У Флавио было совершенно измученное лицо, выпученные глаза. По его истощенному телу пробегали судороги, и она видела, как под рубашкой учащенно поднимается и опускается его грудь. Она неожиданно вспомнила, как в детстве держала в руках раненую птичку, ощущая, как сильно бьется под пальцами ее сердце, словно оно готово было разорваться.
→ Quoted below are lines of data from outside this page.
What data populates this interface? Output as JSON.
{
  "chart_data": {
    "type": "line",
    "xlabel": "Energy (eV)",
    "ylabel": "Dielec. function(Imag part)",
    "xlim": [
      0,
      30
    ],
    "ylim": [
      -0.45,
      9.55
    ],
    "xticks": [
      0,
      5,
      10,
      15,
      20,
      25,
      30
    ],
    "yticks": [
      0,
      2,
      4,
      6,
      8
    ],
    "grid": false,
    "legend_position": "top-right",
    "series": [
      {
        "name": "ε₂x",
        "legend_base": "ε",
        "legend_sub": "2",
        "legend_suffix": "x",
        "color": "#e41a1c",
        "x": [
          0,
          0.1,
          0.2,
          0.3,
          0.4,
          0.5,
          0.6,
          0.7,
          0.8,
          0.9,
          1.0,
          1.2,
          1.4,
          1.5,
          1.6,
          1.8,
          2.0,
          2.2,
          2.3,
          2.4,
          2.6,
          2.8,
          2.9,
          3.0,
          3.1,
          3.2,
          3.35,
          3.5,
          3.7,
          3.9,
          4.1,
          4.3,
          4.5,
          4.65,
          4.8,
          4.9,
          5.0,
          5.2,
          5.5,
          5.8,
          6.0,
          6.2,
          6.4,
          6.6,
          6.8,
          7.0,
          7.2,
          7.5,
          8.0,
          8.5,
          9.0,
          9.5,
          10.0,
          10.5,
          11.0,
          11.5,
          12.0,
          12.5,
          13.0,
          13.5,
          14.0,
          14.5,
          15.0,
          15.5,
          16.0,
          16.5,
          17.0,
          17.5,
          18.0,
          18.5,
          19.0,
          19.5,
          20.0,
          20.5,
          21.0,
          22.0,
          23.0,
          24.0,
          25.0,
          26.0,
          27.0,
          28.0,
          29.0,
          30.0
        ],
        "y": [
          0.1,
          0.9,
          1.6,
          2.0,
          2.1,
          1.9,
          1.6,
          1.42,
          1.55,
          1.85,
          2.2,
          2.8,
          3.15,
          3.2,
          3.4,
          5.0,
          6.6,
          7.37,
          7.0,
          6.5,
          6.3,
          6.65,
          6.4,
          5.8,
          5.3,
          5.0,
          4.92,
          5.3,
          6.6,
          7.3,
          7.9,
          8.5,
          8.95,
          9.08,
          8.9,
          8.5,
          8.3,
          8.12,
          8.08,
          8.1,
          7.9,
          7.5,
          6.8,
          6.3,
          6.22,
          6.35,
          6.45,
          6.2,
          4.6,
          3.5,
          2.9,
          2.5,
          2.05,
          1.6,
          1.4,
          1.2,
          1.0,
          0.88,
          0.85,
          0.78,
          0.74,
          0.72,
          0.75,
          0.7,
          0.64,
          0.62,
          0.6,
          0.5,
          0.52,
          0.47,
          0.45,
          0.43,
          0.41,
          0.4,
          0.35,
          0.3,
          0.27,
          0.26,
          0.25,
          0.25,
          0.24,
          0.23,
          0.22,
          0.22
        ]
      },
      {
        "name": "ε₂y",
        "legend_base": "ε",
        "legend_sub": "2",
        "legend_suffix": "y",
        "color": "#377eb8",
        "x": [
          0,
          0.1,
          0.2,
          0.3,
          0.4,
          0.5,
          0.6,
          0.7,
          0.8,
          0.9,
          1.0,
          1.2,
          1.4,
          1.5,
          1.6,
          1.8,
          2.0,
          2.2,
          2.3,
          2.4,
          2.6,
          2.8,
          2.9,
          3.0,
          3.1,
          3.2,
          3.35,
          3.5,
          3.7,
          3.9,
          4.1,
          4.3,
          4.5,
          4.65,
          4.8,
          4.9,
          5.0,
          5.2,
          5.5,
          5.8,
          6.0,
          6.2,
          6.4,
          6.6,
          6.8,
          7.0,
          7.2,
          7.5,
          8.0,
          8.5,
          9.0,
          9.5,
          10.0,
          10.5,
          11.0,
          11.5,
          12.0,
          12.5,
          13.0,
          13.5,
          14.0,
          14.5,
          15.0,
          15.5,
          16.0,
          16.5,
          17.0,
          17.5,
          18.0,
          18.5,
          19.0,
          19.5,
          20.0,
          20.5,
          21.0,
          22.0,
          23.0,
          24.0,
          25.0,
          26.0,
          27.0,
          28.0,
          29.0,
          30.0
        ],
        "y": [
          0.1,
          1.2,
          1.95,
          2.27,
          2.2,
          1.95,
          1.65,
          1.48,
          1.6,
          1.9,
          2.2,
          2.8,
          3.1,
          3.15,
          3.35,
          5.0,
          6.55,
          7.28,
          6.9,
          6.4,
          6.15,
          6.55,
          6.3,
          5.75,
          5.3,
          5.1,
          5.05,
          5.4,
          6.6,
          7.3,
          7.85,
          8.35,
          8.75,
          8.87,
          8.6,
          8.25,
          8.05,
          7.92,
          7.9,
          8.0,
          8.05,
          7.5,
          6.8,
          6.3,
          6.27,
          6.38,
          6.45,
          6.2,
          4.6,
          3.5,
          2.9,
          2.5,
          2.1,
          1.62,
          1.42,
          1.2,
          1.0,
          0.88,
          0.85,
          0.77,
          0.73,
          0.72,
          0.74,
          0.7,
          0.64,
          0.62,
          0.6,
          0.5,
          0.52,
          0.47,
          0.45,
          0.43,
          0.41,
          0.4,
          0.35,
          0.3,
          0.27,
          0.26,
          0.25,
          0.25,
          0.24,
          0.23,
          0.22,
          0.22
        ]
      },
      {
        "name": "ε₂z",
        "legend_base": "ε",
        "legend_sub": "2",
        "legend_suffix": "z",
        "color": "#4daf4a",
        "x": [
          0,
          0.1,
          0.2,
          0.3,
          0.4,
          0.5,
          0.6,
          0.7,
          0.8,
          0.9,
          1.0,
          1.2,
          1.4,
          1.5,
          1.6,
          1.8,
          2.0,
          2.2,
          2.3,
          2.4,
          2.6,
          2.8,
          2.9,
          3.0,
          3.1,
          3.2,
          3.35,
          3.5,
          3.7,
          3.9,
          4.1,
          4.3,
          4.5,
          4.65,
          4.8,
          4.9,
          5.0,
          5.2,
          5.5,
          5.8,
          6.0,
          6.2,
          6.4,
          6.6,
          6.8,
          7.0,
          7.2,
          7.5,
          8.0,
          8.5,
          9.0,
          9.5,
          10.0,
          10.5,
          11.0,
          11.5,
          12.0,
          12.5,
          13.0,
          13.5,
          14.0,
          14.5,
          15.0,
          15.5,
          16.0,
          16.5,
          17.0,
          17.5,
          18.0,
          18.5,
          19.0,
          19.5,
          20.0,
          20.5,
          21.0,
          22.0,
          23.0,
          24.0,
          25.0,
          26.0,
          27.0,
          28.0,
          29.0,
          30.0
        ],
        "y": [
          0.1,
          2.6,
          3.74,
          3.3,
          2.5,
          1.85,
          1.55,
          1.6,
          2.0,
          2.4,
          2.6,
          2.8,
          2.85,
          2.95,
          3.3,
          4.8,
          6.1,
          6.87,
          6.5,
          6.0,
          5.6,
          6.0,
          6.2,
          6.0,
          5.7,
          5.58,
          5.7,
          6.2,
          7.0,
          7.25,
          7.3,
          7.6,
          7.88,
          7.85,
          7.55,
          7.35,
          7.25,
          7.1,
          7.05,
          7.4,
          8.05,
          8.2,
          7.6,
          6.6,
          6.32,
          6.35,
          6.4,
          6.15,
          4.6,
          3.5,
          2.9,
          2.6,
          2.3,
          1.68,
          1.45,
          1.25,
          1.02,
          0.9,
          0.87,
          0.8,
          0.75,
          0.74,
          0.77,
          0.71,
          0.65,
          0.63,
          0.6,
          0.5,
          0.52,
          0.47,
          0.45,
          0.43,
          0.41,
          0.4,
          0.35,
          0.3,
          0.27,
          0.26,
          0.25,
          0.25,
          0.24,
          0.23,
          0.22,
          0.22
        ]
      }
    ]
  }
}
В тот день она удивилась, что жизнь может заключаться в этом ничтожном бешеном стуке и что достаточно одного движения, чтобы заставить его замолчать — сжать чуть сильнее из-за неловкости, или опасного чувства власти, или даже из-за слишком эгоистичной любви; и тогда она поняла, что жизнь — крайне хрупкая вещь.
Теперь перед ней трепетал ее брат, и она видела, как отвращение выворачивает его наизнанку, но продолжала молчать, ощущая тошноту, не находя в себе слов утешения, не имея возможности попытаться развеять одолевавшие его кошмары.
Обрывки воспоминаний заполонили ее сознание. Она увидела их с братом детьми, лежащими на животе в лодке, с нагретыми солнцем макушками; они разглядывали птиц в зарослях тростника. Морские купания в Лидо, летние вечера на пляже, исполненные истомы и лени; кожа, иссушенная солью. Ее брат стоит в Сан-Микеле, на его тонкой застывшей фигуре болтается слишком широкий черный костюм, позаимствованный для похорон у кузена; лицо его бесстрастно, губы, чтобы не дрожали, плотно сжаты. И в день его отправки на фронт неожиданная нежность его поцелуя, которую она до сих пор ощущала на своей щеке.
Его тело сотрясала дрожь, переходящая в самопроизвольные спазмы. Несколько секунд она колебалась, затем неловким движением придвинулась к нему, порывисто укрыла его сначала одним пальто, затем еще одним, укутала его ноги, бедра, плечи. В голове билась лишь одна мысль: защитить его от холода, от голода и от монстров, которые терзали его. Она прижалась к его дрожащему телу, погладила его лоб и щеки, ощущая на пальцах холодный пот.